Which programming language should you learn first?

The question I get asked most often is:

I want to learn to code, where should I start?

To which there’s really no perfect answer. It depends on a lot of things… Why do you want to learn to program? What domain are you in? Have you tried before? Do you like computers? Do your colleagues use anything in particular?

Undeterred by the futility, and inspired by an awesome blog post on freecodecamp.org, which advises you to learn JavaScript (not terrible advice), I thought I’d try to answer the question — for scientists. I adapted a rather old decision tree in that blog post to the specific needs of scientists. Here is the latest version:

which.png

Yes, it does have a lot of Python on it. Yes, I am biased.

These sorts of things are necessarily rather one-dimensional. In an effort to give general advice, all the interesting corners are sanded down. For instance, there is definitely some domain specificity to languages. In the subsurface domain, a lot of geophysicists learned their craft in MATLAB, but today are excited about Julia. I think environmental folks are more into R. Geologists mostly still like coloured pencils best. And of course reservoir engineers mastered VBA years ago. Clearly, if you’re learning to code to start a postgraduate degree, you should probably find out what language others in your lab are using before you crack into that old copy of FORTRAN in a Weekend.*

Anyway, this decision tree thing provoked quite a bit of discussion on Software Underground and Twitter. Some people felt challenged, although my purpose was to suggest a starting point for people, not to say “Never touch Java” (although, seriously, never touch Java). It’s natural — learning to master a language takes years and people are sensitive to perceived criticism of how they spent their time. But this misses the point a bit — programming is really just about getting things done, preferably in an open language (<cough> not MATLAB). So what’s the quickest path for a new programmer to start getting things done?

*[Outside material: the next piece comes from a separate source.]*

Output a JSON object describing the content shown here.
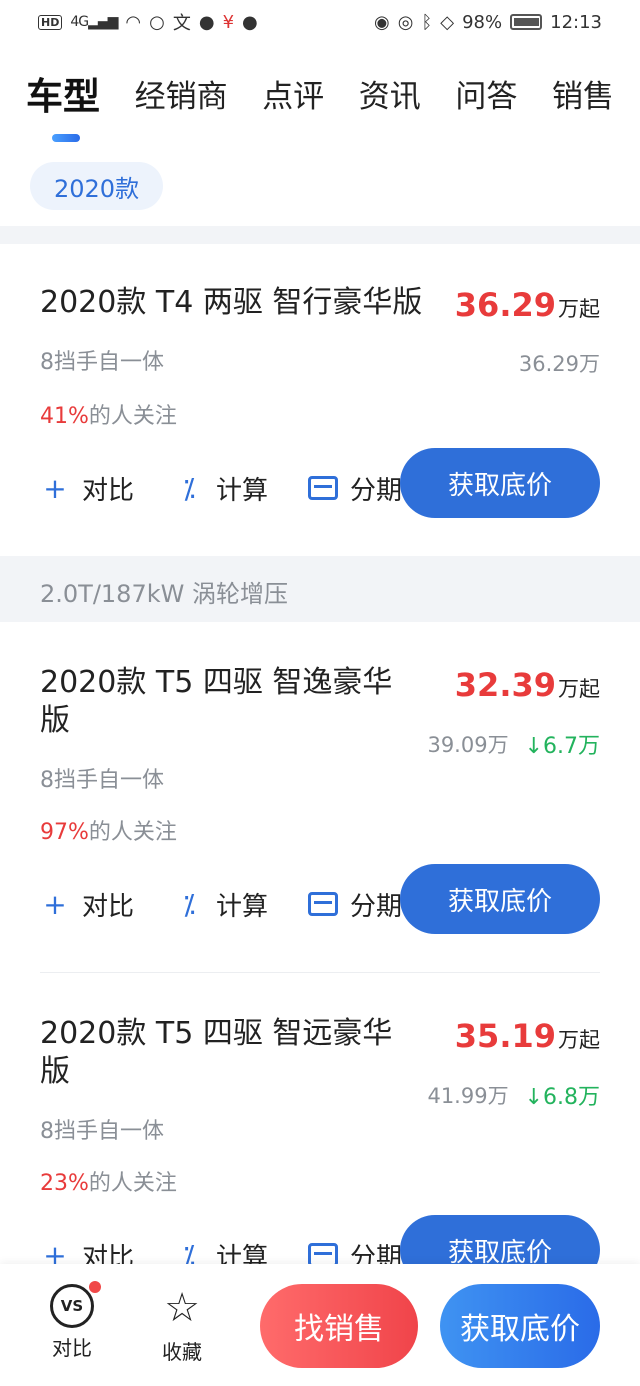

I appreciated this thoughtful comment from Kris Kuhlman:

I think it worked out more or less that way for me. I learned a bit of BASIC as a 12-year-old, and knew enough assembly to crash a BBC Micro. Then I learned awk in 1993, and used it for basically everything — including many things it certainly was not designed for. I tried and failed to learn Java in 2002, instead picking up MATLAB… which led to Python in about 2008. I was a slow learner though; it took years to be convinced that I needed NumPy. (Yes, you can load seismic as a list of lists.)

In the end, you need several tools in your belt. Several people pointed out that SQL (a so-called ‘domain specific language’ rather than a full-blown programming language) is incredibly useful to know. I think you could say the same for HTML and maybe even XML — or perhaps JSON these days. Then again, maybe these stretch the definition of ‘programming language’ a bit too far. Besides, if you write code, you’ll meet them eventually.

In the end, the point is to get things done. Every language on that tree will enable you to get things done. (Admittedly, Scratch, Processing, ChucK have rather narrow domains.) Fortran has been around for 70 years (not a typo) and is still in the top 20 languages. So don’t sweat it — if Kris is right, you’ll need to learn 2 languages before one sticks anyway.


* There is no such book, lol.